For advertisers, mobile coupons remain attractive because they are cheaper to deliver and process than traditional paper ones, and give them a way to reach younger consumers (ages 18 to 24) who tend to be heavy users of mobile data services, but not necessarily coupons. They also allow companies to target people based on time and location -- like offering a last-minute deal to an in-store shopper.

In addition, many marketers believe that the growing use of more sophisticated phones will inevitably make using mobile coupons a mainstream activity, so they will have to jump in. Toward that end, Target last week announced the launch of scannable mobile coupons that can be redeemed at checkout at its stores across the country. Other major retailers such as JCPenney have also begun rolling out mobile offers.
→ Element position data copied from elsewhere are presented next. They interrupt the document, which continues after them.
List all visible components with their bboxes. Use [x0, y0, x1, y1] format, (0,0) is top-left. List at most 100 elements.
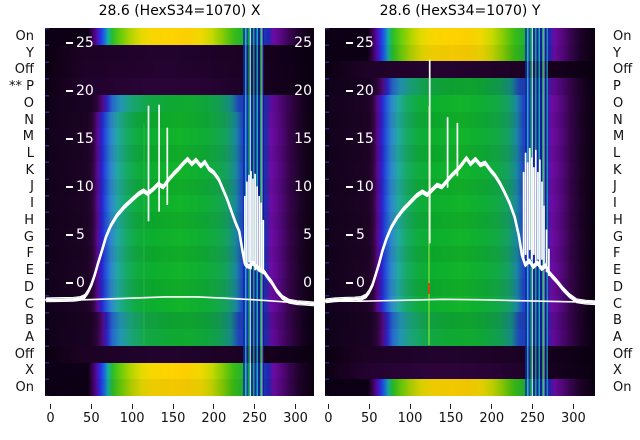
x-tick-mark [254, 404, 256, 409]
row-label-left: A [25, 329, 34, 345]
x-tick-mark [368, 404, 370, 409]
row-label-right: D [613, 279, 624, 295]
row-label-left: E [25, 263, 34, 279]
x-tick-label: 200 [201, 411, 227, 426]
row-label-left: D [23, 279, 34, 295]
accent-line [428, 283, 430, 294]
y-tick-mark [346, 90, 353, 92]
x-tick-label: 0 [46, 411, 55, 426]
row-label-left: F [26, 246, 34, 262]
x-tick-label: 100 [119, 411, 145, 426]
x-tick-label: 200 [479, 411, 505, 426]
left-axis-labels: On Y Off ** P O N M L K J I H G F E D C B A Off X On [0, 0, 34, 440]
x-tick-label: 100 [397, 411, 423, 426]
panel-x-axis: 0 50 100 150 200 250 300 [45, 396, 314, 430]
row-label-left: X [25, 363, 34, 379]
x-tick-mark [295, 404, 296, 409]
panel-x-heatmap: 25 25 20 20 15 15 10 10 5 5 0 0 [45, 28, 314, 396]
row-label-left: N [24, 112, 34, 128]
y-tick-label: 10 [356, 179, 374, 195]
row-label-left: H [24, 212, 34, 228]
x-tick-label: 250 [242, 411, 268, 426]
y-tick-mark [346, 234, 353, 236]
row-label-right: M [613, 129, 625, 145]
y-tick-label: 5 [76, 227, 85, 243]
baseline-trace [325, 298, 595, 303]
row-label-right: H [613, 212, 623, 228]
row-label-left: C [24, 296, 34, 312]
row-label-right: I [613, 196, 617, 212]
y-tick-label-right: 0 [303, 275, 312, 291]
y-tick-mark [346, 138, 353, 140]
profile-trace [45, 157, 314, 306]
row-label-right: On [613, 380, 632, 396]
row-label-left: I [30, 196, 34, 212]
row-label-right: B [613, 313, 622, 329]
x-tick-label: 50 [83, 411, 100, 426]
x-tick-label: 150 [438, 411, 464, 426]
x-tick-mark [572, 404, 574, 409]
row-label-right: On [613, 28, 632, 44]
y-tick-label: 25 [356, 35, 374, 51]
accent-line [428, 106, 430, 345]
y-tick-label: 5 [356, 227, 365, 243]
baseline-trace [45, 296, 314, 305]
y-tick-label-right: 25 [294, 35, 312, 51]
profile-trace-strand [45, 160, 314, 307]
row-label-right: X [613, 363, 622, 379]
row-label-left: G [23, 229, 34, 245]
row-label-right: A [613, 329, 622, 345]
row-label-left: J [30, 179, 34, 195]
y-tick-mark [66, 186, 73, 188]
y-tick-mark [66, 138, 73, 140]
panel-y-axis: 0 50 100 150 200 250 300 [324, 396, 595, 430]
panel-x-title: 28.6 (HexS34=1070) X [98, 3, 261, 19]
row-label-right: Off [613, 62, 633, 78]
y-tick-label: 20 [356, 83, 374, 99]
row-label-right: F [613, 246, 621, 262]
x-tick-label: 0 [324, 411, 333, 426]
x-tick-mark [213, 404, 215, 409]
row-label-right: N [613, 112, 623, 128]
spike-traces [147, 104, 265, 275]
y-tick-mark [66, 90, 73, 92]
profile-trace-strand [45, 156, 314, 303]
y-tick-label-right: 20 [294, 83, 312, 99]
row-label-left: L [26, 145, 34, 161]
row-label-left: On [15, 28, 34, 44]
row-label-right: E [613, 263, 622, 279]
panel-y-heatmap: 25 20 15 10 5 0 [325, 28, 595, 396]
y-tick-label: 15 [76, 131, 94, 147]
x-tick-mark [172, 404, 174, 409]
y-tick-label: 0 [356, 275, 365, 291]
x-tick-mark [450, 404, 452, 409]
x-tick-mark [90, 404, 92, 409]
x-tick-label: 300 [560, 411, 586, 426]
row-label-right: Y [613, 45, 621, 61]
x-tick-label: 250 [520, 411, 545, 426]
y-tick-label-right: 10 [294, 179, 312, 195]
row-label-right: Off [613, 346, 633, 362]
y-tick-mark [346, 186, 353, 188]
x-tick-label: 50 [360, 411, 378, 426]
row-label-left: Off [14, 346, 34, 362]
row-label-right: P [613, 79, 621, 95]
signal-traces [325, 59, 595, 306]
x-tick-mark [409, 404, 411, 409]
row-label-right: L [613, 145, 621, 161]
row-label-left: Off [14, 62, 34, 78]
y-tick-mark [346, 282, 353, 284]
y-tick-mark [346, 42, 353, 44]
row-label-left: B [25, 313, 34, 329]
panel-y-title: 28.6 (HexS34=1070) Y [379, 3, 541, 19]
row-label-right: K [613, 162, 622, 178]
row-label-left: M [22, 129, 34, 145]
profile-trace-strand [325, 159, 595, 306]
y-tick-label: 0 [76, 275, 85, 291]
row-label-right: C [613, 296, 623, 312]
x-tick-mark [131, 404, 133, 409]
x-tick-label: 300 [283, 411, 308, 426]
row-label-left: O [23, 95, 34, 111]
y-tick-label: 10 [76, 179, 94, 195]
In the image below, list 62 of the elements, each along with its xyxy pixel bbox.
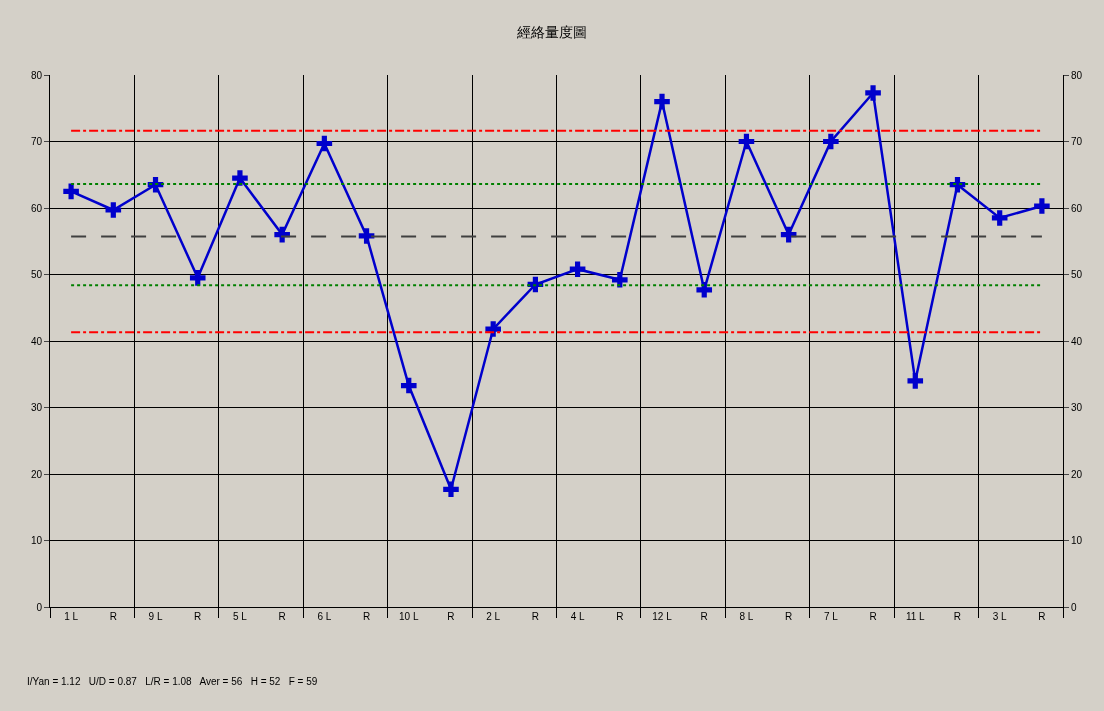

But Forrester lays out some of the challenges facing marketers that are eager to catch up with companies like Target in coupon technology. In addition to the still-tiny user base, the firm points out that while most phones can download applications, not all can display readable bar codes or access the Web for updated promotions.

Furthermore, coupon apps may work on only a few mobile platforms, and even people who have downloaded these programs may not end up as regular users of the service.

For big-box stores and retailers like Target, McDonald's or CVS, with thousands of physical retail locations, enabling mobile coupons is a costly investment that might require new equipment like optical scanners as well as employee training and expanded advertising. And despite the lure of convenience, there is also the chance that mobile coupons could actually slow the checkout process if reading a bar code requires a cashier and customer to hand a phone back and forth while going through coupons one at time.

To help smooth the transition to mobile coupons, Forrester analyst Julie Ask advises marketers to consider different approaches from simple SMS text delivery to barcodes that mimic print ads to downloadable apps, which are more versatile than other options but lack wide distribution. The report also suggests that companies focus on convenience by linking mobile coupon wallets to existing loyalty cards and POS (point-of-sale) systems for easier storage and redemption.

Capitalizing on the digital nature of mobile coupons is also key. When it comes to expiration dates, for example, "one opportunity for marketers is to leverage the information on coupons to send alerts to 'use them or lose them'," states the report.